You and I and others who have not had such an experience play the trust game. We have to have faith. We have to trust in the unseen, unknown, and untested. We have to trust the testimonies of people like my friend. We have to trust the stories of men and women who encountered a Man named Jesus 2000 years ago.
The author of the Book of Hebrews wrote that faith is being certain of what we do not see. Hmm.
I suspect we have different definitions of certainty.
Certainty is the “quality of being reliably true”. Reliably true suggests it is something we have experienced in the past and we can trust that it will happen again in the future; like the sun shining tomorrow. I am certain the sun will shine tomorrow because I have experienced the sun each day for the 46 years I have been alive.
So perhaps we could modify that statement for our generation by saying “faith is being reasonably certain of what we do not see”. That’s works for me. I can be reasonably certain of life after death. I can be reasonably certain because I can reason that my friend’s experience is available to more persons than him alone. I can be reasonably certain because people have seen a clear transformation in him after this encounter. We can be reasonably certain because of so many who’s lives have been radically changed when they encountered God. And this reasonable certainty eases my fear.

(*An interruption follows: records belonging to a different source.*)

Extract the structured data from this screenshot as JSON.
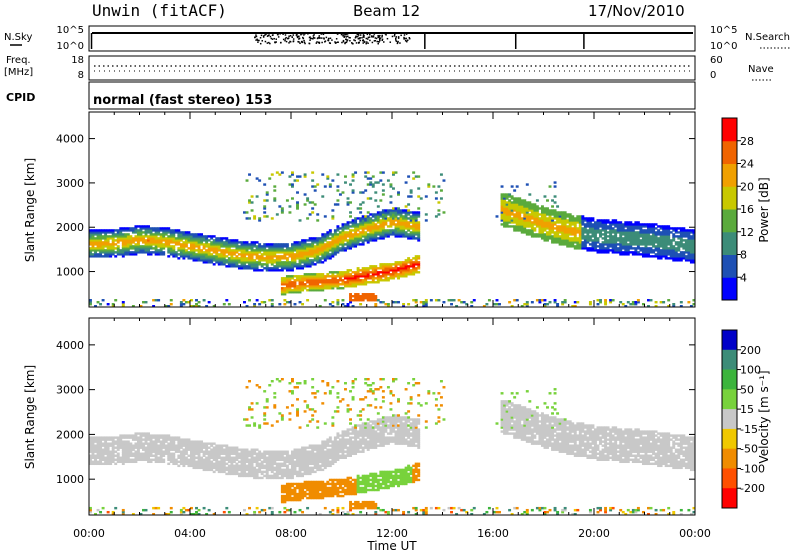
{
  "header": {
    "station": "Unwin (fitACF)",
    "beam": "Beam 12",
    "date": "17/Nov/2010"
  },
  "top_panels": {
    "nsky_label": "N.Sky",
    "nsky_ticks": [
      "10^5",
      "10^0"
    ],
    "nsearch_ticks": [
      "10^5",
      "10^0"
    ],
    "nsearch_label": "N.Search",
    "freq_label_1": "Freq.",
    "freq_label_2": "[MHz]",
    "freq_ticks": [
      "18",
      "8"
    ],
    "nave_ticks": [
      "60",
      "0"
    ],
    "nave_label": "Nave",
    "cpid_label": "CPID",
    "cpid_text": "normal (fast stereo) 153"
  },
  "chart_data": [
    {
      "type": "heatmap",
      "title": "Power",
      "xlabel": "",
      "ylabel": "Slant Range [km]",
      "xlim": [
        0,
        24
      ],
      "ylim": [
        200,
        4600
      ],
      "y_ticks": [
        "1000",
        "2000",
        "3000",
        "4000"
      ],
      "colorbar": {
        "label": "Power [dB]",
        "ticks": [
          "4",
          "8",
          "12",
          "16",
          "20",
          "24",
          "28"
        ],
        "colors": [
          "#0000ff",
          "#1e50b4",
          "#3c8c78",
          "#5aaa3c",
          "#c8c800",
          "#f0a000",
          "#f06400",
          "#ff0000"
        ]
      },
      "features": [
        {
          "name": "band-main",
          "x": [
            0,
            1,
            2,
            3,
            4,
            5,
            6,
            7,
            8,
            9,
            10,
            11,
            12,
            13
          ],
          "y": [
            1600,
            1620,
            1700,
            1650,
            1550,
            1450,
            1350,
            1300,
            1320,
            1450,
            1750,
            1950,
            2100,
            2000
          ]
        },
        {
          "name": "band-low",
          "x": [
            7.5,
            8,
            9,
            10,
            11,
            12,
            13
          ],
          "y": [
            650,
            700,
            750,
            800,
            900,
            1000,
            1150
          ]
        },
        {
          "name": "band-right",
          "x": [
            16.2,
            17,
            18,
            19,
            20,
            21,
            22,
            23,
            24
          ],
          "y": [
            2400,
            2250,
            2050,
            1900,
            1800,
            1750,
            1700,
            1620,
            1550
          ]
        }
      ]
    },
    {
      "type": "heatmap",
      "title": "Velocity",
      "xlabel": "Time UT",
      "ylabel": "Slant Range [km]",
      "xlim": [
        0,
        24
      ],
      "ylim": [
        200,
        4600
      ],
      "x_ticks": [
        "00:00",
        "04:00",
        "08:00",
        "12:00",
        "16:00",
        "20:00",
        "00:00"
      ],
      "y_ticks": [
        "1000",
        "2000",
        "3000",
        "4000"
      ],
      "colorbar": {
        "label": "Velocity [m s⁻¹]",
        "ticks": [
          "200",
          "100",
          "50",
          "15",
          "-15",
          "-50",
          "-100",
          "-200"
        ],
        "colors": [
          "#0000c8",
          "#3c8c78",
          "#3cb43c",
          "#78d23c",
          "#c8c8c8",
          "#f0c800",
          "#f08c00",
          "#ff5000",
          "#ff0000"
        ]
      }
    }
  ]
}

If fear of death is actually fear of the unknown, then can we rely on reasonable certainty to ease that fear? Could you trust that people for generations have been radically changed by something greater than themselves? And could you trust this One who has changed them to care for you as well? If you and I are still waiting for absolute certainty, then we may never experience freedom from fear of death. But if we can be reasonably certain, then we might move from fear of death into the joy of life.
So, today, consider that fear is keeping you asleep in your recliner. Wake up to the joy of life that is found in reasonable certainty!